Sebastian Lindner
· 08.05.2026
D'abord, les trajets sont courts. Le deuxième jour commence là où le premier se termine. Mais après le départ de Burgas, le Giro fait vraiment des kilomètres. Les 221 kilomètres qui attendent les coureurs professionnels lors de la deuxième étape constituent le deuxième tronçon le plus long du Tour.
De la côte de la mer Noire, on se dirige d'abord vers l'ouest et l'intérieur du pays. Sur les 100 premiers kilomètres, il se passe peu de choses, le parcours est parallèle aux montagnes des Balkans. Mais ensuite, le parcours croise l'étroite chaîne de montagnes et les deux premières évaluations de montagne de troisième catégorie se succèdent rapidement. Au col de Vratnik, la montée atteint 920 mètres. Le profil se calme ensuite un peu, mais il n'est plus aussi plat qu'au début.
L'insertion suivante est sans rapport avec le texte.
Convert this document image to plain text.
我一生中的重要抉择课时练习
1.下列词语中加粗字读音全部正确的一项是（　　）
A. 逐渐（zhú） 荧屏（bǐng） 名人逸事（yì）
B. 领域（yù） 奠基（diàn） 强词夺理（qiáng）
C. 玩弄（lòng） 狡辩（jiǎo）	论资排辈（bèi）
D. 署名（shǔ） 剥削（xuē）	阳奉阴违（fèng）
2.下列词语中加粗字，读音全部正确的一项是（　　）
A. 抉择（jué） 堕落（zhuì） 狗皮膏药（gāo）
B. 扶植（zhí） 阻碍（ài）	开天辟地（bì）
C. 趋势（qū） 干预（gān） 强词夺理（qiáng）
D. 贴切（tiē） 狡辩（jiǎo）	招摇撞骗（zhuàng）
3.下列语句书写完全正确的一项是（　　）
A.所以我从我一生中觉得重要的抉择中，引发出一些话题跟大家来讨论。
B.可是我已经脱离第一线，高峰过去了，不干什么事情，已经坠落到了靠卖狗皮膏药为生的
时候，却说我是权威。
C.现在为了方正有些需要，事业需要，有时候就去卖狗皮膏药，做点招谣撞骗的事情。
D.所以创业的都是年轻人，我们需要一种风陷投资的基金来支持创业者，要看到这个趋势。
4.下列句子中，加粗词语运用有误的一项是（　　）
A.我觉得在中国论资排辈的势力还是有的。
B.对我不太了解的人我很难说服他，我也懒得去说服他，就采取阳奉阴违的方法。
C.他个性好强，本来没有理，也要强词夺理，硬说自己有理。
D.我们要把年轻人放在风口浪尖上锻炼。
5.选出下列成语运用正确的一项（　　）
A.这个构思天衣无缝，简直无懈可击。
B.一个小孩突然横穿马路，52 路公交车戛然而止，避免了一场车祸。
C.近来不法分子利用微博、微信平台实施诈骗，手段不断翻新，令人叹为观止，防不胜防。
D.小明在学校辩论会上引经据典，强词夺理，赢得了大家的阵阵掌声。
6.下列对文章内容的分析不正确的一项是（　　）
Les 20 derniers kilomètres seront à nouveau passionnants. La troisième évaluation de montagne de troisième catégorie attend, il ne reste plus que onze kilomètres entre le col de Lyaskovets et l'arrivée. La montée, longue de sept kilomètres, atteint en moyenne sept pour cent, et même 14 pour cent en pointe. Et puis il y a les trois derniers kilomètres. Autour de la marque des 2000 mètres, deux courts tronçons pavés attendent les coureurs, le deuxième avec une pente allant jusqu'à neuf pour cent. La ligne d'arrivée à Veliko Tarnovo est elle aussi en légère montée, mais elle est large et asphaltée.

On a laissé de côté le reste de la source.